Vader’s helmet appears in clouds of Amphigory and tears 

Revitalization riddum

New rhymes for we who will never meet a coral snake but still get snookered by the sharks in the SA developmental games?

Green or yellow, you lucky fellow
Red-on-black, you’re in for it, Jack

The color-coded redevelopment charts created by the Downtown Alliance on display at Cavender Cadillac’s Broadway dealership showroom recently divided the “winners” from the “losers” in the real-estate exploitation of River North.

Like an overdressed sideshow hawker, local attorney Gerardo Menchaca was doing his best to draw River North’s landed class to the populist rebellion that is the River North Improvement Association.

“Congratulations, if you’re a green you can leave. You’re a winner,” Menchaca cried. “If you are a red, go ahead and have a seat.”

But the smirking agitants rubbed those on the outer ring of the Escalades wrong.

“First, you branded me a loser, and then I don’t know that what you’re saying is true,” offered one attendee. Another said he “didn’t feel like a loser.” (Of course, the first step to recovery is admission of loserness.)

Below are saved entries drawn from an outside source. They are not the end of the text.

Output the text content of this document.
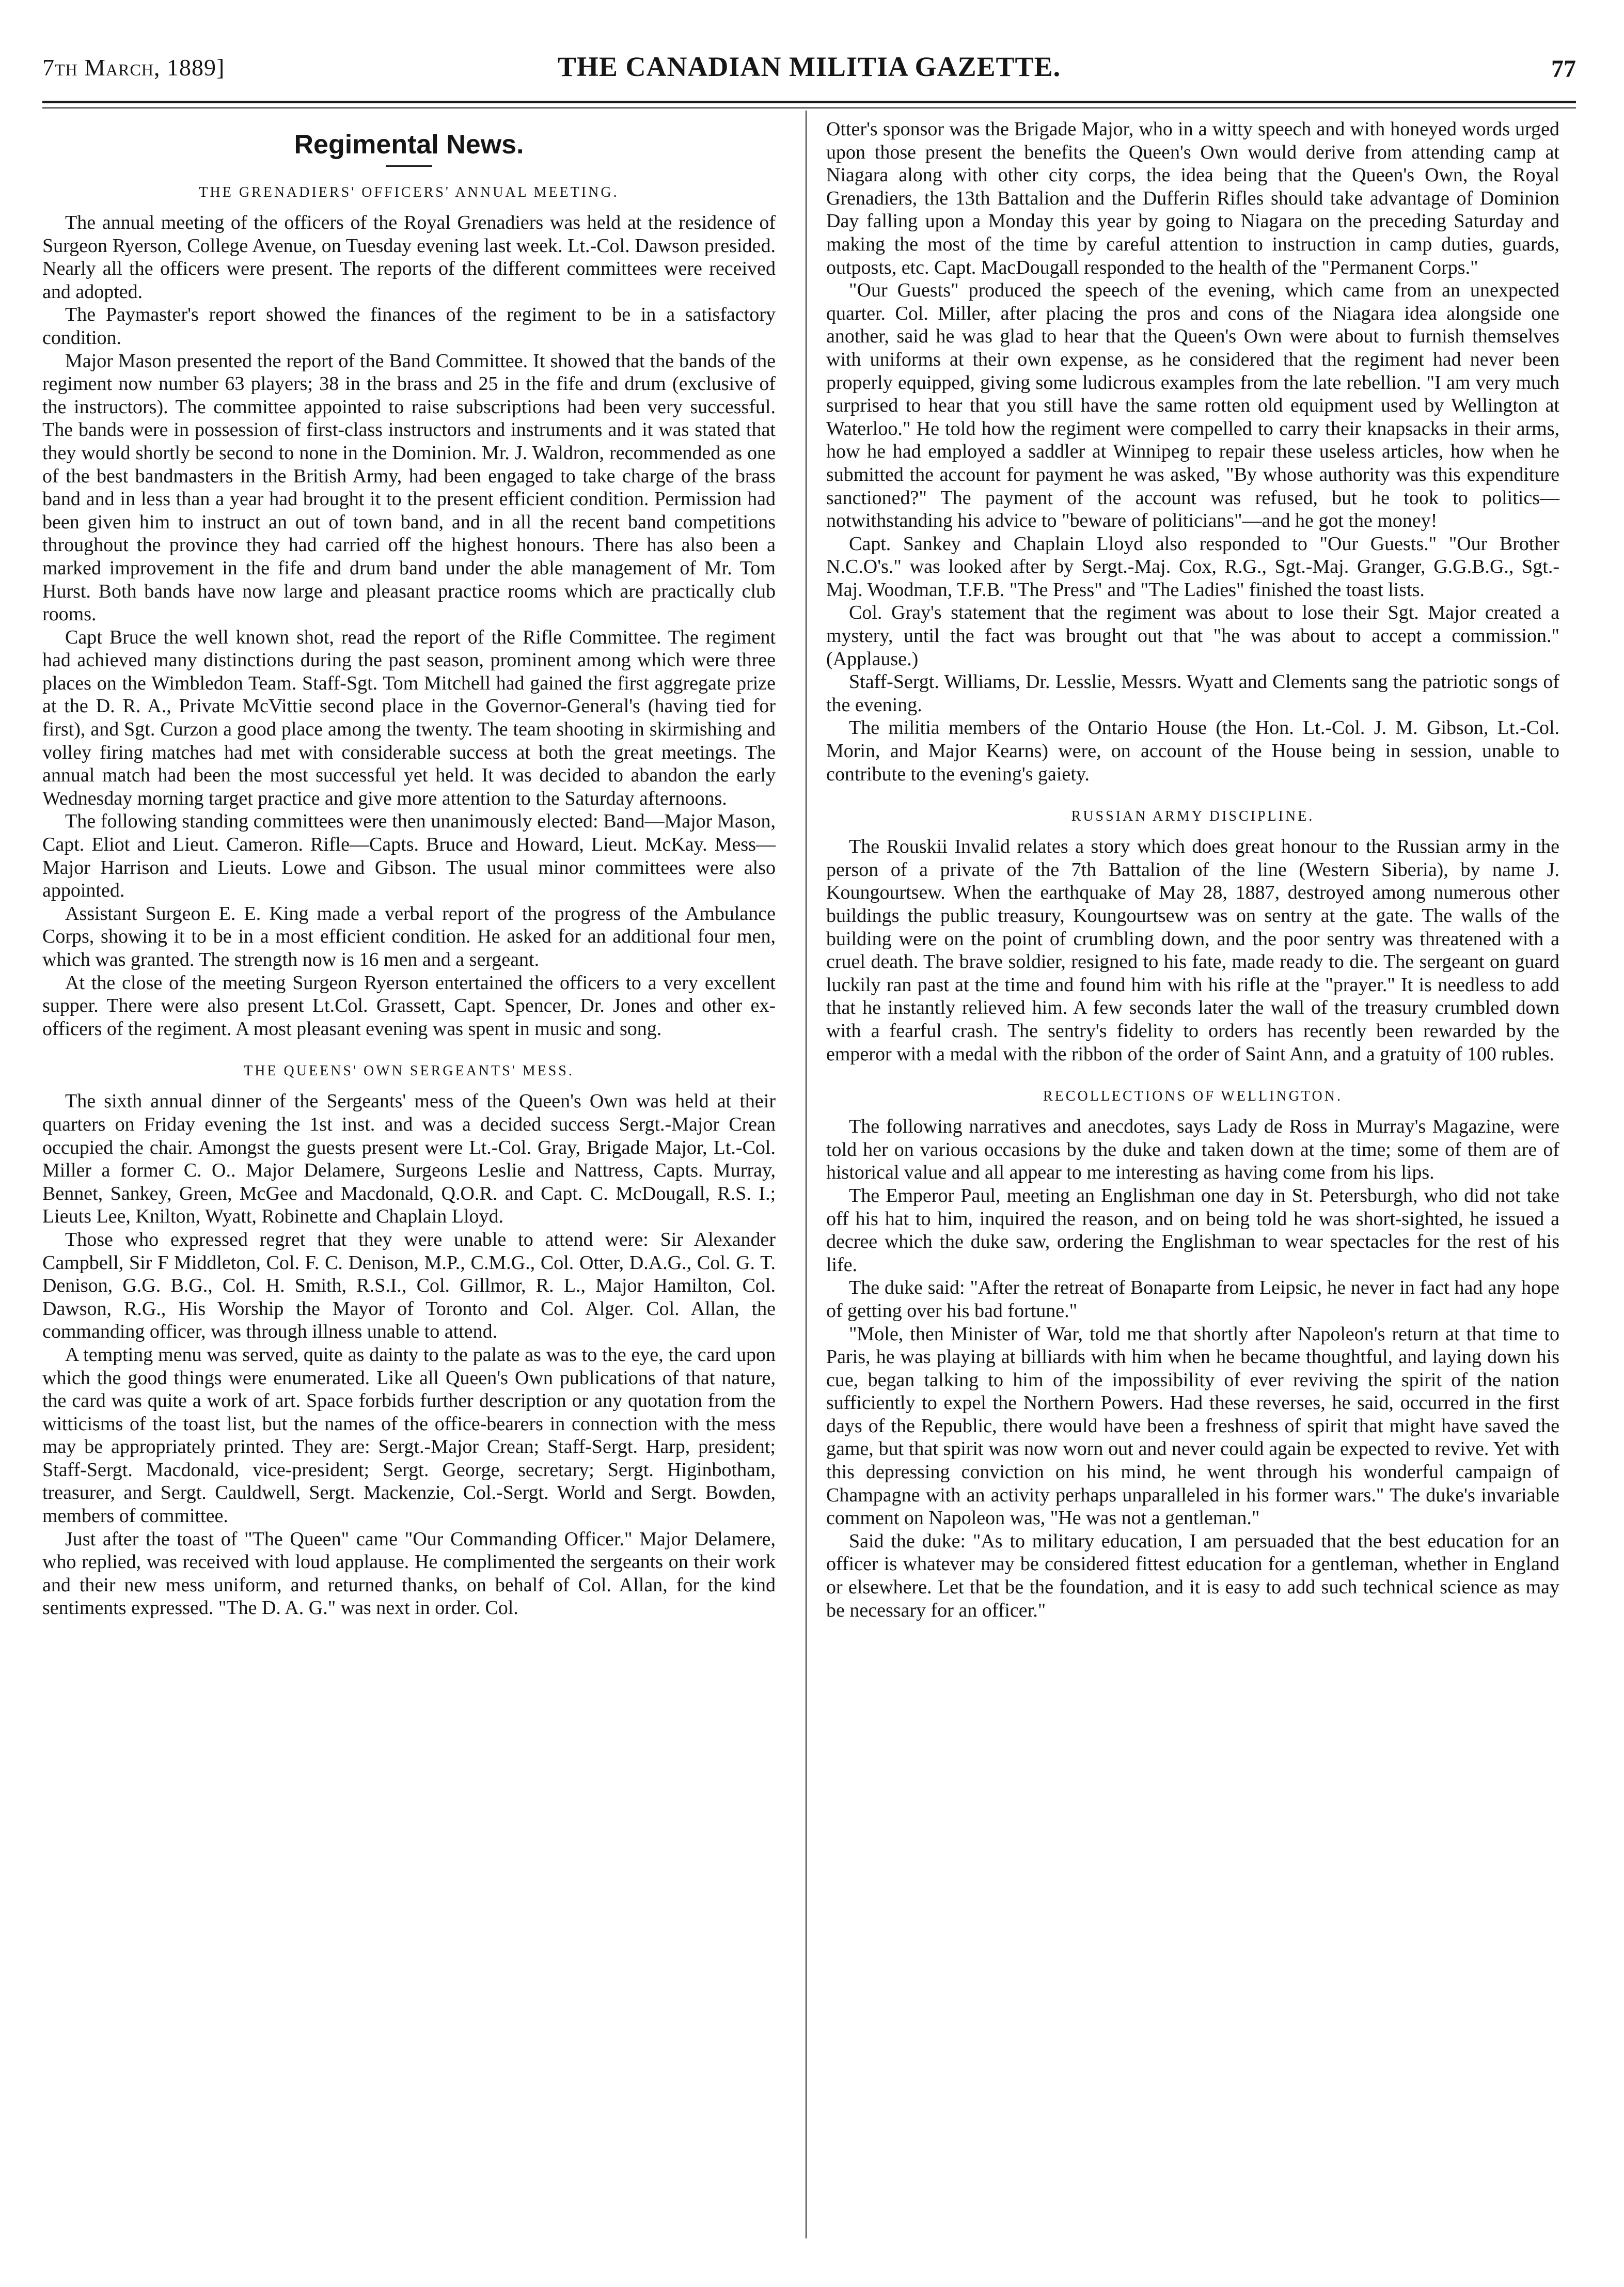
7th March, 1889]	THE CANADIAN MILITIA GAZETTE.	77
Regimental News.
THE GRENADIERS' OFFICERS' ANNUAL MEETING.

The annual meeting of the officers of the Royal Grenadiers was held at the residence of Surgeon Ryerson, College Avenue, on Tuesday evening last week. Lt.-Col. Dawson presided. Nearly all the officers were present. The reports of the different committees were received and adopted.

The Paymaster's report showed the finances of the regiment to be in a satisfactory condition.

Major Mason presented the report of the Band Committee. It showed that the bands of the regiment now number 63 players; 38 in the brass and 25 in the fife and drum (exclusive of the instructors). The committee appointed to raise subscriptions had been very successful. The bands were in possession of first-class instructors and instruments and it was stated that they would shortly be second to none in the Dominion. Mr. J. Waldron, recommended as one of the best bandmasters in the British Army, had been engaged to take charge of the brass band and in less than a year had brought it to the present efficient condition. Permission had been given him to instruct an out of town band, and in all the recent band competitions throughout the province they had carried off the highest honours. There has also been a marked improvement in the fife and drum band under the able management of Mr. Tom Hurst. Both bands have now large and pleasant practice rooms which are practically club rooms.

Capt Bruce the well known shot, read the report of the Rifle Committee. The regiment had achieved many distinctions during the past season, prominent among which were three places on the Wimbledon Team. Staff-Sgt. Tom Mitchell had gained the first aggregate prize at the D. R. A., Private McVittie second place in the Governor-General's (having tied for first), and Sgt. Curzon a good place among the twenty. The team shooting in skirmishing and volley firing matches had met with considerable success at both the great meetings. The annual match had been the most successful yet held. It was decided to abandon the early Wednesday morning target practice and give more attention to the Saturday afternoons.

The following standing committees were then unanimously elected: Band—Major Mason, Capt. Eliot and Lieut. Cameron. Rifle—Capts. Bruce and Howard, Lieut. McKay. Mess—Major Harrison and Lieuts. Lowe and Gibson. The usual minor committees were also appointed.

Assistant Surgeon E. E. King made a verbal report of the progress of the Ambulance Corps, showing it to be in a most efficient condition. He asked for an additional four men, which was granted. The strength now is 16 men and a sergeant.

At the close of the meeting Surgeon Ryerson entertained the officers to a very excellent supper. There were also present Lt.Col. Grassett, Capt. Spencer, Dr. Jones and other ex-officers of the regiment. A most pleasant evening was spent in music and song.

THE QUEENS' OWN SERGEANTS' MESS.

The sixth annual dinner of the Sergeants' mess of the Queen's Own was held at their quarters on Friday evening the 1st inst. and was a decided success Sergt.-Major Crean occupied the chair. Amongst the guests present were Lt.-Col. Gray, Brigade Major, Lt.-Col. Miller a former C. O.. Major Delamere, Surgeons Leslie and Nattress, Capts. Murray, Bennet, Sankey, Green, McGee and Macdonald, Q.O.R. and Capt. C. McDougall, R.S. I.; Lieuts Lee, Knilton, Wyatt, Robinette and Chaplain Lloyd.

Those who expressed regret that they were unable to attend were: Sir Alexander Campbell, Sir F Middleton, Col. F. C. Denison, M.P., C.M.G., Col. Otter, D.A.G., Col. G. T. Denison, G.G. B.G., Col. H. Smith, R.S.I., Col. Gillmor, R. L., Major Hamilton, Col. Dawson, R.G., His Worship the Mayor of Toronto and Col. Alger. Col. Allan, the commanding officer, was through illness unable to attend.

A tempting menu was served, quite as dainty to the palate as was to the eye, the card upon which the good things were enumerated. Like all Queen's Own publications of that nature, the card was quite a work of art. Space forbids further description or any quotation from the witticisms of the toast list, but the names of the office-bearers in connection with the mess may be appropriately printed. They are: Sergt.-Major Crean; Staff-Sergt. Harp, president; Staff-Sergt. Macdonald, vice-president; Sergt. George, secretary; Sergt. Higinbotham, treasurer, and Sergt. Cauldwell, Sergt. Mackenzie, Col.-Sergt. World and Sergt. Bowden, members of committee.

Just after the toast of "The Queen" came "Our Commanding Officer." Major Delamere, who replied, was received with loud applause. He complimented the sergeants on their work and their new mess uniform, and returned thanks, on behalf of Col. Allan, for the kind sentiments expressed. "The D. A. G." was next in order. Col.

Otter's sponsor was the Brigade Major, who in a witty speech and with honeyed words urged upon those present the benefits the Queen's Own would derive from attending camp at Niagara along with other city corps, the idea being that the Queen's Own, the Royal Grenadiers, the 13th Battalion and the Dufferin Rifles should take advantage of Dominion Day falling upon a Monday this year by going to Niagara on the preceding Saturday and making the most of the time by careful attention to instruction in camp duties, guards, outposts, etc. Capt. MacDougall responded to the health of the "Permanent Corps."

"Our Guests" produced the speech of the evening, which came from an unexpected quarter. Col. Miller, after placing the pros and cons of the Niagara idea alongside one another, said he was glad to hear that the Queen's Own were about to furnish themselves with uniforms at their own expense, as he considered that the regiment had never been properly equipped, giving some ludicrous examples from the late rebellion. "I am very much surprised to hear that you still have the same rotten old equipment used by Wellington at Waterloo." He told how the regiment were compelled to carry their knapsacks in their arms, how he had employed a saddler at Winnipeg to repair these useless articles, how when he submitted the account for payment he was asked, "By whose authority was this expenditure sanctioned?" The payment of the account was refused, but he took to politics—notwithstanding his advice to "beware of politicians"—and he got the money!

Capt. Sankey and Chaplain Lloyd also responded to "Our Guests." "Our Brother N.C.O's." was looked after by Sergt.-Maj. Cox, R.G., Sgt.-Maj. Granger, G.G.B.G., Sgt.-Maj. Woodman, T.F.B. "The Press" and "The Ladies" finished the toast lists.

Col. Gray's statement that the regiment was about to lose their Sgt. Major created a mystery, until the fact was brought out that "he was about to accept a commission." (Applause.)

Staff-Sergt. Williams, Dr. Lesslie, Messrs. Wyatt and Clements sang the patriotic songs of the evening.

The militia members of the Ontario House (the Hon. Lt.-Col. J. M. Gibson, Lt.-Col. Morin, and Major Kearns) were, on account of the House being in session, unable to contribute to the evening's gaiety.

RUSSIAN ARMY DISCIPLINE.

The Rouskii Invalid relates a story which does great honour to the Russian army in the person of a private of the 7th Battalion of the line (Western Siberia), by name J. Koungourtsew. When the earthquake of May 28, 1887, destroyed among numerous other buildings the public treasury, Koungourtsew was on sentry at the gate. The walls of the building were on the point of crumbling down, and the poor sentry was threatened with a cruel death. The brave soldier, resigned to his fate, made ready to die. The sergeant on guard luckily ran past at the time and found him with his rifle at the "prayer." It is needless to add that he instantly relieved him. A few seconds later the wall of the treasury crumbled down with a fearful crash. The sentry's fidelity to orders has recently been rewarded by the emperor with a medal with the ribbon of the order of Saint Ann, and a gratuity of 100 rubles.

RECOLLECTIONS OF WELLINGTON.

The following narratives and anecdotes, says Lady de Ross in Murray's Magazine, were told her on various occasions by the duke and taken down at the time; some of them are of historical value and all appear to me interesting as having come from his lips.

The Emperor Paul, meeting an Englishman one day in St. Petersburgh, who did not take off his hat to him, inquired the reason, and on being told he was short-sighted, he issued a decree which the duke saw, ordering the Englishman to wear spectacles for the rest of his life.

The duke said: "After the retreat of Bonaparte from Leipsic, he never in fact had any hope of getting over his bad fortune."

"Mole, then Minister of War, told me that shortly after Napoleon's return at that time to Paris, he was playing at billiards with him when he became thoughtful, and laying down his cue, began talking to him of the impossibility of ever reviving the spirit of the nation sufficiently to expel the Northern Powers. Had these reverses, he said, occurred in the first days of the Republic, there would have been a freshness of spirit that might have saved the game, but that spirit was now worn out and never could again be expected to revive. Yet with this depressing conviction on his mind, he went through his wonderful campaign of Champagne with an activity perhaps unparalleled in his former wars." The duke's invariable comment on Napoleon was, "He was not a gentleman."

Said the duke: "As to military education, I am persuaded that the best education for an officer is whatever may be considered fittest education for a gentleman, whether in England or elsewhere. Let that be the foundation, and it is easy to add such technical science as may be necessary for an officer."
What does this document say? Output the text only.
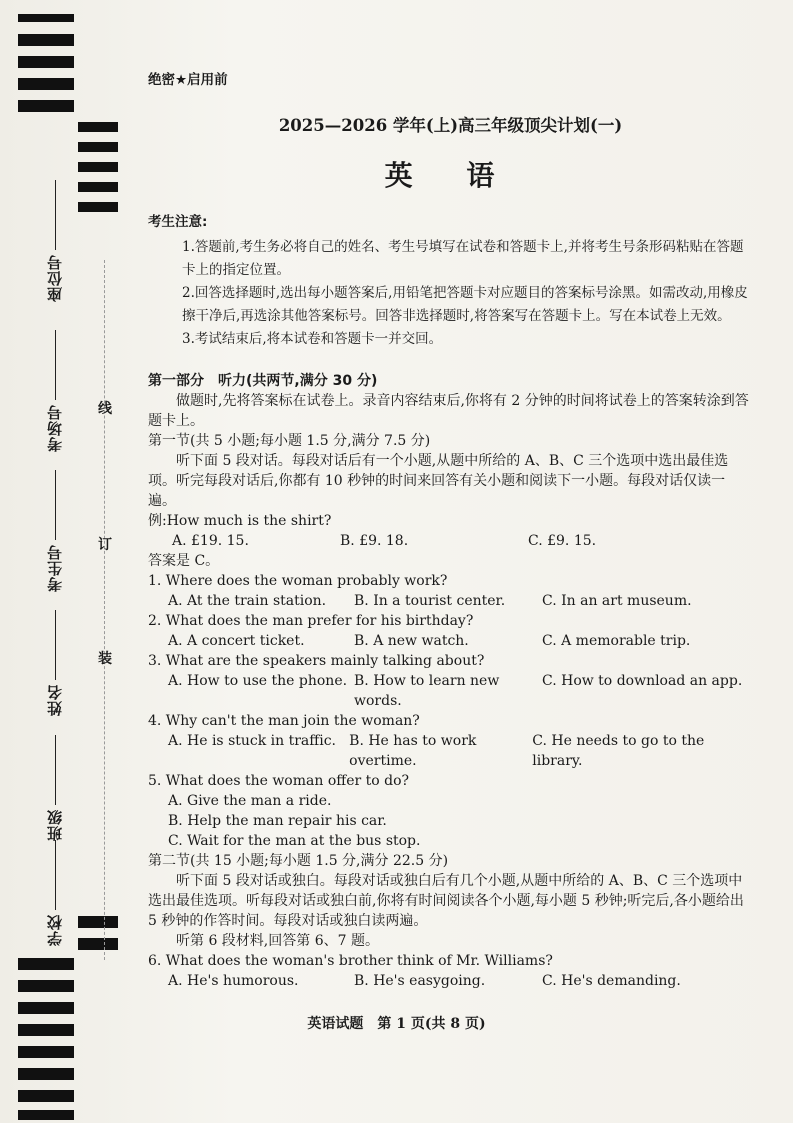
座位号
考场号
考生号
姓名
班级
学校
线
订
装
绝密★启用前
2025—2026 学年(上)高三年级顶尖计划(一)
英 语
考生注意:

1.答题前,考生务必将自己的姓名、考生号填写在试卷和答题卡上,并将考生号条形码粘贴在答题卡上的指定位置。

2.回答选择题时,选出每小题答案后,用铅笔把答题卡对应题目的答案标号涂黑。如需改动,用橡皮擦干净后,再选涂其他答案标号。回答非选择题时,将答案写在答题卡上。写在本试卷上无效。

3.考试结束后,将本试卷和答题卡一并交回。

第一部分　听力(共两节,满分 30 分)

做题时,先将答案标在试卷上。录音内容结束后,你将有 2 分钟的时间将试卷上的答案转涂到答题卡上。

第一节(共 5 小题;每小题 1.5 分,满分 7.5 分)

听下面 5 段对话。每段对话后有一个小题,从题中所给的 A、B、C 三个选项中选出最佳选项。听完每段对话后,你都有 10 秒钟的时间来回答有关小题和阅读下一小题。每段对话仅读一遍。

例:How much is the shirt?

A. £19. 15.	B. £9. 18.	C. £9. 15.

答案是 C。

1. Where does the woman probably work?

A. At the train station.	B. In a tourist center.	C. In an art museum.

2. What does the man prefer for his birthday?

A. A concert ticket.	B. A new watch.	C. A memorable trip.

3. What are the speakers mainly talking about?

A. How to use the phone. B. How to learn new words.
C. How to download an app.

4. Why can't the man join the woman?

A. He is stuck in traffic. B. He has to work overtime.
C. He needs to go to the library.

5. What does the woman offer to do?

A. Give the man a ride.

B. Help the man repair his car.

C. Wait for the man at the bus stop.

第二节(共 15 小题;每小题 1.5 分,满分 22.5 分)

听下面 5 段对话或独白。每段对话或独白后有几个小题,从题中所给的 A、B、C 三个选项中选出最佳选项。听每段对话或独白前,你将有时间阅读各个小题,每小题 5 秒钟;听完后,各小题给出 5 秒钟的作答时间。每段对话或独白读两遍。

听第 6 段材料,回答第 6、7 题。

6. What does the woman's brother think of Mr. Williams?

A. He's humorous.	B. He's easygoing.	C. He's demanding.
英语试题　第 1 页(共 8 页)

But the sideshow of awkward mobilization detracts from the RNIA’s objections to being left out of the planning process and accusations that developer Ed “Double” Cross stands to benefit too richly. Enter City Manager Sheryl Sculley with token offers to steer this wayward enterprise into the light of civil discourse and equity.

Still the most unnerving fears remain unaddressed. Pastor Bill Malcomson wants to know if anyone else noticed that the proposed River North zoning district looks like Darth Vader’s helmet.

What say ye, Jedi?*

Suit of no return

Back in Brownsville, residents are anxious to return to their lazy Parrothead existence of drowsing in the sun under giant sabal palms, sucking down sticky guava juice while their bare feet bob in the river (So, it’s a dirty, filthy stereotype dating back to the age of tintypes. What are you going to do about it? You can’t even stop a measly fence construction project!), but district-court officials have sold out to Chertoff in his infamous Declaration of Taking lawsuit against El Calaboz heroine Eloisa Tamez.

Followed by a pack of reporters and photographers, one activist, and a professor of environmental justice, Tamez led the Homeland Security contractor from E2M (who rolled up with a three-car, multi-agency posse, lights flashing) around her property for the requisite federal pre-land theft survey.

During this delightful federal demonstration of dominance, the contractor almost let one slip, Tamez said in an apostrophe-
draining account.

“‘You know, I know these lands,’ `the contractor` said. I said, ‘You know these lands?’ She said, ‘Yes, we’ve been surveying.’ And I said, ‘You’ve been surveying my lands?’ And then I repeated because she didn’t answer. I said, ‘You’ve been surveying my lands?’ And she said, ‘No, we’ve been surveying around here.’”

Better watch it, little E2M surveyor girl, cuz while the judge may have ruled for Chertoff against Tamez, there’s still a lawsuit addressed from Tamez to Chertoff waiting to be certified with a class-action request on its tail.

* Note: No portion of this Que2 was scribed by Elaine Wolff, aka spouse of District One Zoning Commish Michael Westheimer.